Un messaggio che non è nuovo: l’app contro lo spreco alimentare Too Good To Go aveva già proposto negli scorsi anni, in Italia e in altri Paesi dell’Unione Europea dove l’app opera, l’aggiunta di un’Etichetta Consapevole sui prodotti con il Tmc, proprio con la dicitura “Spesso Buono Oltre” e con dei pittogrammi che indicassero ai consumatori di “osservare, annusare, assaggiare” prima di gettare i prodotti.

Tornando alla Commissione Europea, l’introduzione della nuova dicitura è ora considerata necessaria perché «Consente una migliore comprensione della data in etichetta», influenzando «il processo decisionale dei consumatori in merito all’opportunità di consumare o eliminare un alimento». E non è solo che il primo passo: per Bruxelles la lotta contro lo spreco alimentare sta diventando sempre più centrale e in estate è atteso l’inizio delle discussioni su possibili modifiche delle direttive sui rifiuti.

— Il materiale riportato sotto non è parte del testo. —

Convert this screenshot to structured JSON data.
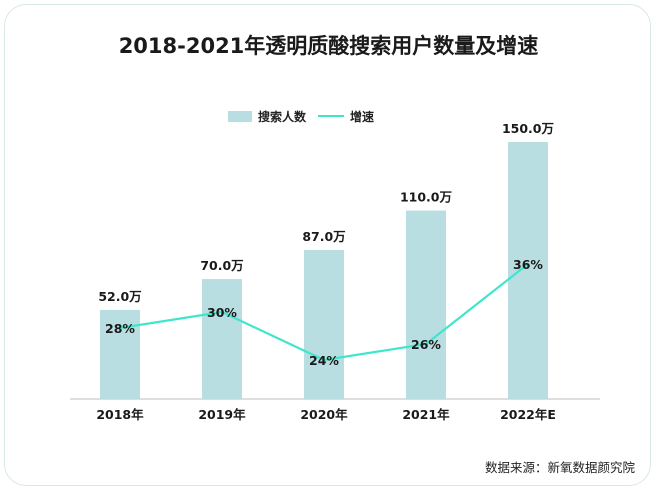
{
  "title": "2018-2021年透明质酸搜索用户数量及增速",
  "legend": {
    "bars_label": "搜索人数",
    "line_label": "增速"
  },
  "source": "数据来源：新氧数据颜究院",
  "colors": {
    "bar": "#b8dee2",
    "line": "#3ee6cc",
    "text": "#1a1a1a",
    "axis": "#bdbdbd"
  },
  "chart_data": {
    "type": "bar",
    "title": "2018-2021年透明质酸搜索用户数量及增速",
    "categories": [
      "2018年",
      "2019年",
      "2020年",
      "2021年",
      "2022年E"
    ],
    "series": [
      {
        "name": "搜索人数",
        "type": "bar",
        "values": [
          52.0,
          70.0,
          87.0,
          110.0,
          150.0
        ],
        "labels": [
          "52.0万",
          "70.0万",
          "87.0万",
          "110.0万",
          "150.0万"
        ]
      },
      {
        "name": "增速",
        "type": "line",
        "values": [
          28,
          30,
          24,
          26,
          36
        ],
        "labels": [
          "28%",
          "30%",
          "24%",
          "26%",
          "36%"
        ]
      }
    ],
    "xlabel": "",
    "ylabel": "",
    "grid": false,
    "legend_position": "top"
  }
}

Nonostante alcuni pareri non proprio positivi (come quello di Federalimentare, ndr), in Italia l’intervento è stato accolto con interesse perché è stato di fatto slegato dall’argomento “Nutriscore”, che rappresenta ancora un boccone difficile – se non impossibile – da digerire. Per Coldiretti, è positivo lo «Stop al Nutriscore con la discussione sulle nuove indicazioni in etichetta relative alle date di scadenza dei cibi per le quali è invece importante mantenere in modo chiaro la dicitura “consumare preferibilmente entro”, per dare al consumatore un limite temporale di garanzia sul mantenimento delle caratteristiche di qualità di ciò che porta in tavola».